Değer üreterek... Methedilmek de istemiyorum; gün sonunda kendi sağlamamı yapmak isterim. Ama yüzde kaç sanat, kaç eğlencelik üretiyorsun dersen; bu konuda kendime dayak atarım, o ayrı hikaye.
Arkadaşlarım bana Kılıcını kaybetmiş şövalye derdi
Çok kontrollüsünüz. Bir şey soruyorum, cevabı değil de ne söylemek isterseniz onu söylüyorsunuz. Hiç mi bırakmazsınız kontrolü?
Hiçbir zaman kontrolsüz olamam. Bir şişe viskiyi ağzıma tık, yere düşeyim, yine de bunu bıraktıramazsın bana. Hiçbir şekilde... Ama diyelim ki ben tamamen kontrolümü yitirdim, müthiş şeyler söylüyorum. Kıyabilir misin?

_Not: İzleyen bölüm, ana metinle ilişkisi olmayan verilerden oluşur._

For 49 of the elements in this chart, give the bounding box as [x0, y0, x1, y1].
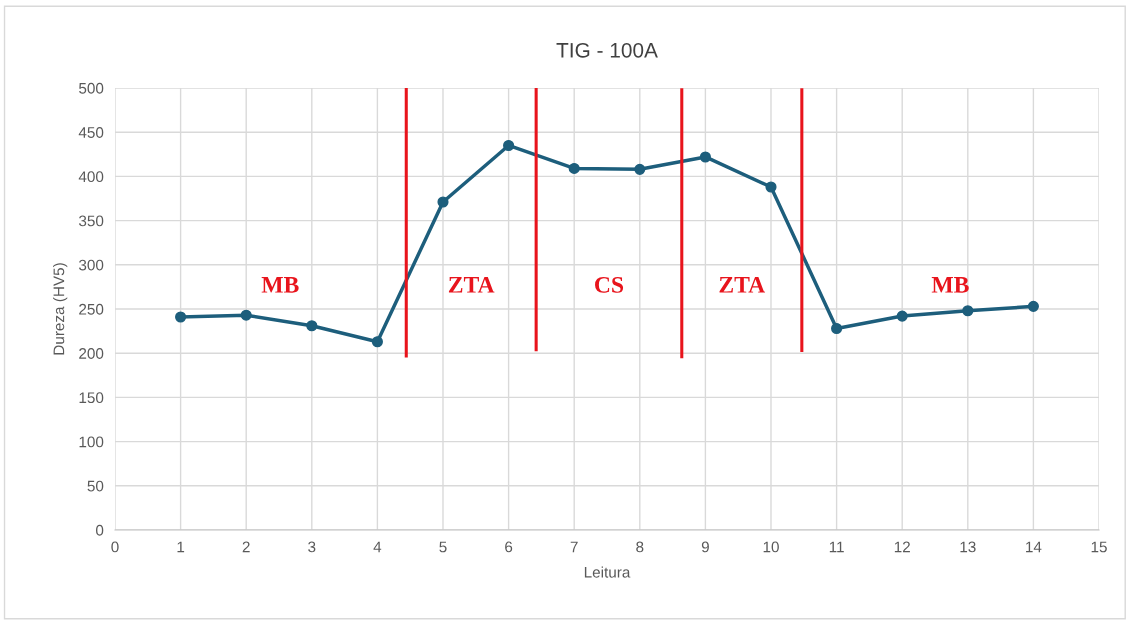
x-tick-label: 10	[763, 541, 779, 553]
y-tick-label: 200	[79, 348, 104, 359]
point	[437, 196, 449, 208]
y-tick-label: 450	[78, 127, 104, 138]
point	[634, 163, 646, 175]
y-tick-label: 100	[79, 436, 104, 448]
x-tick-label: 14	[1026, 541, 1042, 553]
annotation: ZTA	[719, 276, 766, 293]
x-tick-label: 15	[1091, 541, 1107, 553]
x-tick-label: 0	[111, 541, 119, 553]
annotation: CS	[595, 276, 624, 293]
x-tick-label: 8	[636, 541, 644, 553]
annotation: ZTA	[448, 276, 495, 293]
y-tick-label: 300	[78, 259, 104, 271]
point	[175, 311, 187, 323]
x-tick-label: 1	[177, 541, 185, 553]
y-tick-label: 250	[79, 303, 104, 315]
y-tick-label: 500	[79, 82, 104, 94]
annotation: MB	[261, 277, 299, 293]
point	[240, 309, 252, 321]
y-axis-title: Dureza (HV5)	[53, 263, 68, 355]
x-tick-label: 6	[505, 541, 513, 553]
point	[503, 139, 515, 152]
y-tick-label: 0	[95, 524, 104, 536]
point	[699, 151, 711, 163]
point	[896, 310, 908, 322]
point	[1027, 300, 1039, 312]
point	[962, 305, 974, 317]
y-tick-label: 350	[78, 215, 104, 227]
y-tick-label: 50	[87, 480, 104, 492]
x-tick-label: 12	[894, 541, 910, 553]
point	[371, 336, 383, 348]
y-tick-label: 150	[79, 392, 104, 404]
x-tick-label: 2	[242, 541, 250, 553]
x-tick-label: 13	[960, 541, 976, 553]
x-tick-label: 5	[439, 541, 447, 553]
point	[831, 322, 843, 335]
chart-title: TIG - 100A	[556, 42, 658, 58]
x-tick-label: 4	[373, 541, 382, 553]
x-tick-label: 3	[308, 541, 316, 553]
x-tick-label: 11	[829, 541, 844, 553]
x-tick-label: 9	[701, 541, 709, 553]
point	[568, 162, 580, 175]
point	[765, 181, 777, 193]
annotation: MB	[931, 277, 969, 293]
x-tick-label: 7	[570, 541, 578, 553]
x-axis-title: Leitura	[584, 566, 631, 578]
point	[306, 320, 318, 332]
y-tick-label: 400	[78, 171, 104, 183]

Ben kıyamam ama kıyan olur.
Ben de kıyamam. Bu benim başıma geldi. Bir ara Jay Lenolarda, David Lettermanlarda programa gelenlerin memelerini açması modası vardı. Bir programımda bir kadın geldi, tam reklam arasında Okan dayanamayacağım, mememi açacağım dedi. Dedim ki Terbiyesiz!. Halbuki İyi olur demem gerekmez miydi? Bir şey soracağım sana. Neden bütün talk showlar arasında en az skandal benim programımdan çıkmıştır?
Bilmiyorum. Neden?
Çok basit. Aslında oluyor ama bilmiyorsunuz. Çünkü ben tiyatrodan da gelen bir yetenekle karşımdaki konuşurken birazdan ne diyeceğini kestiriyorum. Ancak ben izin verirsem ağzından kaçırır. İzin vermezsem aynı anda onu bozacak frekansta bir ses bile çıkarabilirim. Bu kadar iyiyimdir!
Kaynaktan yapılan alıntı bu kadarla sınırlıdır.